Schüler aus Oberschlesien zu Gast bei der Landsmannschaft Schlesien

Vom 12. bis 17. April waren Schü­le­rin­nen und Schü­ler aus Hin­den­burg (Zabrze) im Rah­men des zwei­ten Teils der Semi­nar­rei­he „Deut­sche und Polen – Euro­päi­sche Ost-West-Nach­bar­schaft“ zu Gast in Königs­win­ter. Die Semi­nar­rei­he wird von der Lands­mann­schaft Schle­si­en ver­an­stal­tet. Unter der bewähr­ten Lei­tung von Joa­chim Kar­wo­c­zik und Bun­des­ge­schäfts­füh­rer Dami­an Spiel­vo­gel sowie mit Unter­stüt­zung von Tobi­as Schulz, Bun­des­vor­sit­zen­der der Jugend­or­ga­ni­sa­ti­on „Jun­ges Schle­si­en“, erleb­ten die Teil­neh­mer fünf inten­si­ve und abwechs­lungs­rei­che Semi­nar­ta­ge im Haus Schlesien.

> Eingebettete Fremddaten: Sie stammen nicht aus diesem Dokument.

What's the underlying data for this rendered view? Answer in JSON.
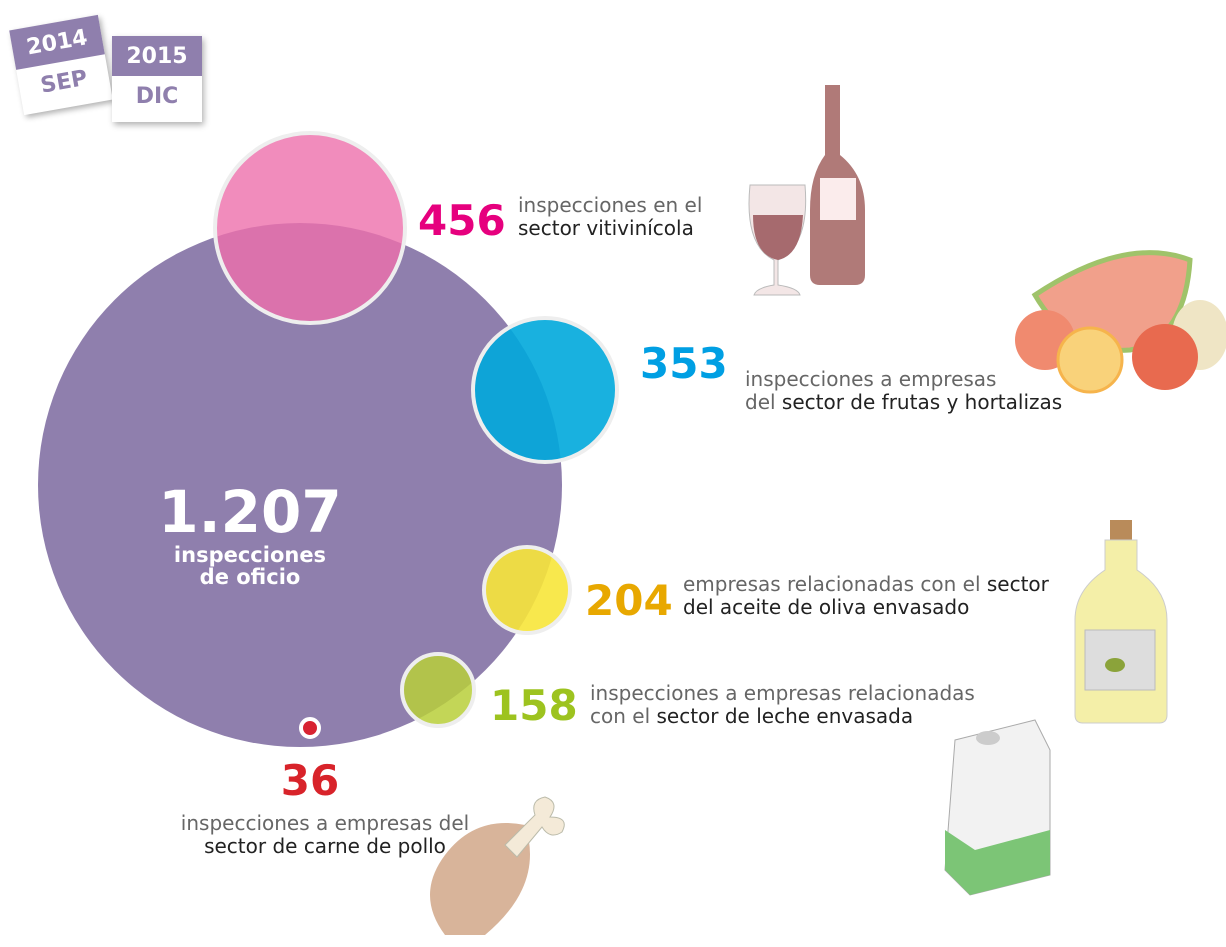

Nach der Anrei­se am Sonn­tag stand zunächst das Ken­nen­ler­nen und die Ein­füh­rung in die The­ma­tik im Mit­tel­punkt. Am Mon­tag star­te­te das inhalt­li­che Pro­gramm mit einer Ein­füh­rungs­dis­kus­si­on zur Arbeit der Lands­mann­schaft Schle­si­en, bevor es am Nach­mit­tag nach Köln ging. Dort bega­ben sich die Schü­le­rin­nen und Schü­ler auf die Spu­ren Schle­si­ens im Rhein­land und besich­tig­ten unter ande­rem den Köl­ner Dom, des­sen Voll­endung im 19. Jahr­hun­dert maß­geb­lich durch den aus Schle­si­en stam­men­den Dom­bau­meis­ter Ernst Fried­rich Zwir­ner geprägt wurde.

Der Diens­tag stand ganz im Zei­chen von inhalt­li­cher Ver­tie­fung und inten­si­vem Aus­tausch: In Grup­pen­ar­bei­ten und Dis­kus­si­ons­run­den setz­ten sich die Teil­neh­mer mit zen­tra­len Fra­gen wie „Was ist Schle­si­en?“ und „Wer ist Schle­si­er?“ aus­ein­an­der. Beson­ders inten­siv wur­de über die Bedeu­tung schle­si­scher Lebens­läu­fe für die deutsch-pol­ni­sche Ver­stän­di­gung diskutiert.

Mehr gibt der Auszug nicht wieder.